Johannes 11,35

Wir stehen am Anfang der Passionszeit – einer Zeit, in der wir uns auf Karfreitag und Ostern vorbereiten. Und gerade jetzt passt dieser Vers, weil er uns hilft, Aspekte Gottes zu entdecken, die wir sonst leicht übersehen.

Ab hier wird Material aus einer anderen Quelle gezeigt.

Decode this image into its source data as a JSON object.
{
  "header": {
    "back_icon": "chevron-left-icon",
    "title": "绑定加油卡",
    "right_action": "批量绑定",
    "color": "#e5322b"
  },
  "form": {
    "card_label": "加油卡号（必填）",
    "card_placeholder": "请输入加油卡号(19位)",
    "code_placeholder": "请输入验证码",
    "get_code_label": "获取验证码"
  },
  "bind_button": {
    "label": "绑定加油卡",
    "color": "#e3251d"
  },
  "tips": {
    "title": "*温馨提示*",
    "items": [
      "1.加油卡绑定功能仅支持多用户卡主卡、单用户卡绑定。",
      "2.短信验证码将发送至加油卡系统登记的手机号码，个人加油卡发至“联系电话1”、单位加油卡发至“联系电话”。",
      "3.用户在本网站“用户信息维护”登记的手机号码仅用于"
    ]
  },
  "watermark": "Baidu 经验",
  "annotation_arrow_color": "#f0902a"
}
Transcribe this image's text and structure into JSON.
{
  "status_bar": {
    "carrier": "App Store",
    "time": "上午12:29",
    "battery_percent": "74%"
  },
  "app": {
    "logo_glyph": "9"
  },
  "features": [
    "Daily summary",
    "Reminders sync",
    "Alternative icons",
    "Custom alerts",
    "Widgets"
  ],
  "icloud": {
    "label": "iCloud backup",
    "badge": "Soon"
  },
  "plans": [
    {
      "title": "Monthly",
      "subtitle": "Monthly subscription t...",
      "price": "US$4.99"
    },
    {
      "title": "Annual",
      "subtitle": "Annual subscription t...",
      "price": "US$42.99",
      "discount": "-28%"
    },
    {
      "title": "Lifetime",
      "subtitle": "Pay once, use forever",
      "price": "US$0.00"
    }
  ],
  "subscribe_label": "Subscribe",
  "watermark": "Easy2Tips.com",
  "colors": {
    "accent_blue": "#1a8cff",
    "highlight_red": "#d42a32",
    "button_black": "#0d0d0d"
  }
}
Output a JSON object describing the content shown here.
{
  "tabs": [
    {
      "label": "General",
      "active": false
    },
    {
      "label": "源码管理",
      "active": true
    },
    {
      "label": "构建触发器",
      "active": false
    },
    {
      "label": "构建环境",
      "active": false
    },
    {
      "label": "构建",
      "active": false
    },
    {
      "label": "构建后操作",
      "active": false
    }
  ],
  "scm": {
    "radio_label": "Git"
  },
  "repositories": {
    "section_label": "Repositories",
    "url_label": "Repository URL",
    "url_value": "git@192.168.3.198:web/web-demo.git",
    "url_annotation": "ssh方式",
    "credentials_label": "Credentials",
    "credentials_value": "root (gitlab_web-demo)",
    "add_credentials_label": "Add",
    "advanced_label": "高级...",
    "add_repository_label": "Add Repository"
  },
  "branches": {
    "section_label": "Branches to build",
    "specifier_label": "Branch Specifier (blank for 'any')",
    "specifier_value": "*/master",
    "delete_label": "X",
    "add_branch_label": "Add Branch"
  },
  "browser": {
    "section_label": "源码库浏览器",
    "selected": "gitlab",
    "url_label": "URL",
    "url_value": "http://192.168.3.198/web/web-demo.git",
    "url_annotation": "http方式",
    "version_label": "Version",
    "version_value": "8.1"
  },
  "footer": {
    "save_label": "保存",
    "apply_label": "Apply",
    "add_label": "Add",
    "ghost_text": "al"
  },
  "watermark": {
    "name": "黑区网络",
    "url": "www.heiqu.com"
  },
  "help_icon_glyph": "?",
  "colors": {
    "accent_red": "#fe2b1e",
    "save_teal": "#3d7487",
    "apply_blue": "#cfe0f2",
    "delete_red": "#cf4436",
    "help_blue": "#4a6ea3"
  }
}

Auch wenn man darüber diskutieren könnte, warum Jesus hier weinte, können wir dennoch einiges festhalten. Zum einen zeigt uns die Stelle, dass Jesus – und damit auch die ganze Gottheit – Gefühle hat und diese auch ausdrückt. Es wird von einer ganzen Reihe von Emotionen gesprochen, die Jesus durchlebt: Zorn, Schmerz und wohl auch Mitgefühl mit den Trauernden. Obwohl er den großen Plan im Blick hatte und wusste, dass er Lazarus auferwecken würde, bewegte es ihn tief, wie es Maria und den anderen ging. In dieser Situation begegnet er sogar Menschen, die über ihn reden und versuchen, seine Emotionen auszunutzen.

Wir erleben Jesus hier ganz als Mensch – und zugleich ganz als Gott, indem er Lazarus von den Toten auferweckt.

Deshalb möchte ich euch ermutigen: Ganz egal, welche Zeiten ihr erlebt, ob herausfordernd oder nicht – wir dürfen wissen, dass Jesus mit uns mitfühlen kann und es auch tut. Dass es einen guten Plan gibt, auch wenn wir ihn nicht sehen. Dass Gott nie die Kontrolle verliert und uns nicht für unsere Emotionen verurteilt.

Darum ist es für uns eine Hoffnungsbotschaft, wenn wir Jesus weinend sehen.